Perspectives économiques au Kenya

  • La croissance du PIB réel a été de 5.3 % en 2014 ; les estimations pour 2015 et les prévisions pour 2016 et 2017 tablent sur une expansion économique de 5.5 %, 6.0 % et 6.4 % respectivement.
  • En 2014 et 2015, l’économie a bénéficié d’un environnement macroéconomique stable, avec une inflation à un seul chiffre, en dépit d’une dépréciation de 10 % de la monnaie en 2015. Sur la même période, la vie politique a été dominée par des appels à réformer la Constitution afin d’augmenter les finances des 47 administrations des comtés.
  • Dans le futur proche, le Kenya devrait connaître une urbanisation rapide.

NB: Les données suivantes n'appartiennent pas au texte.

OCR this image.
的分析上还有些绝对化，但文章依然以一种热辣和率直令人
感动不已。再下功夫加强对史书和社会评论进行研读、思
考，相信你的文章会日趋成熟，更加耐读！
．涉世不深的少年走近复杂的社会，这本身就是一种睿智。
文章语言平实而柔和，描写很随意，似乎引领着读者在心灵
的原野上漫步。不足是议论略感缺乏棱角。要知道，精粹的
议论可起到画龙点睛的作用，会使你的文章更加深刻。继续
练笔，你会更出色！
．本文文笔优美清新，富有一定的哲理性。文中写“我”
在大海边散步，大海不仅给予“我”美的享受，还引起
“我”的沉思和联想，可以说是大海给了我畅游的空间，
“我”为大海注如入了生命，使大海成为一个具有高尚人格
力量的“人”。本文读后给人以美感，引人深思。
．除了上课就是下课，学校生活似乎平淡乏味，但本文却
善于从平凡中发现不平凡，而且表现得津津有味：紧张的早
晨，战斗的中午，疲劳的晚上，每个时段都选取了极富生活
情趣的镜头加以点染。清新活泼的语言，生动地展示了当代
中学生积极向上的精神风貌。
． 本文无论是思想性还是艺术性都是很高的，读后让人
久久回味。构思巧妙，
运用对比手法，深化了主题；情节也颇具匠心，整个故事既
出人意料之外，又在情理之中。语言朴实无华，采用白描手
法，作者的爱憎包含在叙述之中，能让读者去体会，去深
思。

En 2014, la croissance du PIB, à 5.3 %, est restée solide. L’expansion de l’activité manufacturière, des secteurs de la construction, des finances, des assurances, des technologies de l’information et de la communication ainsi que du commerce de gros et de détail a consolidé le PIB. Même si l’économie a ralenti durant le premier semestre 2015, on estime qu’en fin d’année la croissance devrait atteindre 5.5 %. Comme le montre le tableau ci-dessous, les perspectives de croissance du PIB global sont de 6.0 % pour 2016 et de 6.4 % pour 2017. Les prévisions d’inflation, mesurées par l’indice des prix à la consommation (IPC), restent stables à environ 6.0 % sur la même période. Les prévisions de croissance positive à court ou moyen terme se fondent sur les hypothèses suivantes : augmentation de la pluviométrie ; renforcement de la production agricole ; stabilité de l’environnement macroéconomique et du shilling kenyan (KES) ; maintien de la baisse du cours mondial du pétrole ; amélioration de la sécurité qui stimulera le tourisme ; et réformes en matière de gouvernance et de justice.

En 2015, deux événements ont principalement animé la vie politique du pays : l’appel du parti d’opposition, la Coalition pour la réforme et la démocratie (Coalition for Reforms and Democracy - CORD) à réformer la Constitution et la demande formulée par les comtés pour une hausse des transferts financiers de l’État à 45 % contre 15 % actuellement.